A new approach is getting more and more attention as it seems to answer numerous challenges we mentioned above. Although it has only been used rather recently, it is based on two well known approaches:
- Agility: it is about setting up use cases that can be quickly deployed to reinforce confidence within the teams by demonstrating value.
- DevOps: it is what became the link between the development team which want an innovative project they can freely work on, and the operations team which needs stability and security. How? By “simply” having them work together in one unique team. It encourages collaboration and iterations to, eventually, automate jobs deployment.
DataOps is a mix of both, but harder to set up as it is applied to data and not just software development, which means both teams – Data and IT – don’t even work for the same department.
The main goal of it is to ease and accelerate delivery, and doing it while having new profiles involved in the process, managing different environments and orchestrating a lot of technologies. A game changer once you manage to properly apply it within the firm, and having the right tool might help you do it.
The solution: the DataOps orchestrator
“We often hear “data is the new oil” but data may be important, the key is what you use to make it valuable. What you need is a refinery, because people don’t want oil, they want gas.” Adrien Blind, Tech Evangelist at Saagie
What if the refinery was the combination of an approach – DataOps – and a technology. The later can be a (DataOps) orchestrator and has a precise list of features:
- it is a true technological toolbox that allows managing the whole data cycle (preparation, processing, modeling and visualization) while being operational (stable infrastructure)

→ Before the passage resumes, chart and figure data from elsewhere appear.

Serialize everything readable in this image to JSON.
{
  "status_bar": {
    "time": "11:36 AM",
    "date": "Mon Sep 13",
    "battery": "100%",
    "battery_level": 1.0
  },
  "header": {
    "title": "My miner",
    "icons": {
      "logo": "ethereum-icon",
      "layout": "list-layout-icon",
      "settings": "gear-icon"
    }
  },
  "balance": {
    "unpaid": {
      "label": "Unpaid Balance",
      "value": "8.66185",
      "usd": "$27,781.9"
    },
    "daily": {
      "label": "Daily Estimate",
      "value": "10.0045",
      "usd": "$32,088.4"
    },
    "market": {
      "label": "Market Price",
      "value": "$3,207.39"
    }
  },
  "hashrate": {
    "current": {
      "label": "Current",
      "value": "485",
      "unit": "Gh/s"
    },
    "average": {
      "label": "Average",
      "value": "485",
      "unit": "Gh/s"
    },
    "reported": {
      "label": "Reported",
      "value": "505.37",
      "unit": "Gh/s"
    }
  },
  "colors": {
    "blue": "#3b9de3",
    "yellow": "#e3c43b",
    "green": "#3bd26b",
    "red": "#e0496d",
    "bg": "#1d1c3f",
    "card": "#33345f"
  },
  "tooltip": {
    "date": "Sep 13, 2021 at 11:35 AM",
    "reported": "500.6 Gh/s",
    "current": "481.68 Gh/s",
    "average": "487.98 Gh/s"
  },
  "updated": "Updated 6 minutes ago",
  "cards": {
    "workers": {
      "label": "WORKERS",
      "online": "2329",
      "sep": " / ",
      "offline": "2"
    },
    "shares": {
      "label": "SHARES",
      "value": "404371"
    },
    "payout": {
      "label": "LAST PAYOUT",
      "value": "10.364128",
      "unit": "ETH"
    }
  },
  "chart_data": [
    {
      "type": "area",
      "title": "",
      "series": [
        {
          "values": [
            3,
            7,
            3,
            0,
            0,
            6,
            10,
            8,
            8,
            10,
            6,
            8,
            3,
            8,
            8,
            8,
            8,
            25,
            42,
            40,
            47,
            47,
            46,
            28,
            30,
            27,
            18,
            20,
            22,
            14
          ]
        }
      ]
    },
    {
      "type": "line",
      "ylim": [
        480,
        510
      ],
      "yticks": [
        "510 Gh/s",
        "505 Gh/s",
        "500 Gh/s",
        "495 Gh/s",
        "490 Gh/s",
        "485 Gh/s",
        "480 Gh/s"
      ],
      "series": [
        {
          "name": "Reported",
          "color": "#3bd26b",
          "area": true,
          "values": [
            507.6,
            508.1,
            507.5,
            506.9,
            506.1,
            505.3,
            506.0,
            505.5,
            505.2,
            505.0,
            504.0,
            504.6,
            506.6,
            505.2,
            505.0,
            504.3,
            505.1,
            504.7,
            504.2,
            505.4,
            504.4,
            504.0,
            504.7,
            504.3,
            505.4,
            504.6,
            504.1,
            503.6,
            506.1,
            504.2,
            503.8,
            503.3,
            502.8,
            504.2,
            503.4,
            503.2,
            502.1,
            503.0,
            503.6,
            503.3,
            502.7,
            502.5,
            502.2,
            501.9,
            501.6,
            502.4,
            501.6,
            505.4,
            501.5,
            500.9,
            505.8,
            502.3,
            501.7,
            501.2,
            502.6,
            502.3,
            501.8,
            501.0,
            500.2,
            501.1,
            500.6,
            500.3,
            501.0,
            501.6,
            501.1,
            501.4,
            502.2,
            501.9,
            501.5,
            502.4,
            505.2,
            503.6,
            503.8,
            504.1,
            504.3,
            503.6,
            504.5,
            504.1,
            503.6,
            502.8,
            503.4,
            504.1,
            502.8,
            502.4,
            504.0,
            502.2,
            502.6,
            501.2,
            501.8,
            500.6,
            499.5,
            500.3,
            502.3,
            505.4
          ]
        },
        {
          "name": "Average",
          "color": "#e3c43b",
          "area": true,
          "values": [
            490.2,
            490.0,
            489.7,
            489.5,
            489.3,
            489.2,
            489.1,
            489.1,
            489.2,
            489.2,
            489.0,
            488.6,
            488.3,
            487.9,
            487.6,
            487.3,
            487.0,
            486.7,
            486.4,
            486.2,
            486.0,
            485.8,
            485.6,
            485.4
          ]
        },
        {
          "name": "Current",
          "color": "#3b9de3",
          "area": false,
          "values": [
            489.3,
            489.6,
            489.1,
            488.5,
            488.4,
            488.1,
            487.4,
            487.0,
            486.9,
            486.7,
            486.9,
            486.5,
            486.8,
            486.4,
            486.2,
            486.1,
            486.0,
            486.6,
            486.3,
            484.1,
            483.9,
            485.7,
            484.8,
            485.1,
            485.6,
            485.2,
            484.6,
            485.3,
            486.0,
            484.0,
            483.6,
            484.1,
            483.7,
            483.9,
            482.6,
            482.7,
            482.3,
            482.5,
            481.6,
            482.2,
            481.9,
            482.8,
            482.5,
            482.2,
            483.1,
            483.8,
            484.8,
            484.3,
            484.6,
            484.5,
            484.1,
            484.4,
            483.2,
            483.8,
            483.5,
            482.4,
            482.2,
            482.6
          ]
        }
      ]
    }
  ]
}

- it doesn’t only gather these technologies, it needs to organize them by tasks (preparation, processing…), so it needs to have an orchestration feature
- it has governance features so your team is allowed to manage data access in a secured way
- ergonomics and usability also matter as business teams are involved. So, it needs to have a simple and intuitive interface that everyone can use, no matter how technical they are
Why is it so valuable? Because having such a platform allows to manage processing data pipelines and deploy them in an automated and possibly scheduled way – all of that from an environment to another.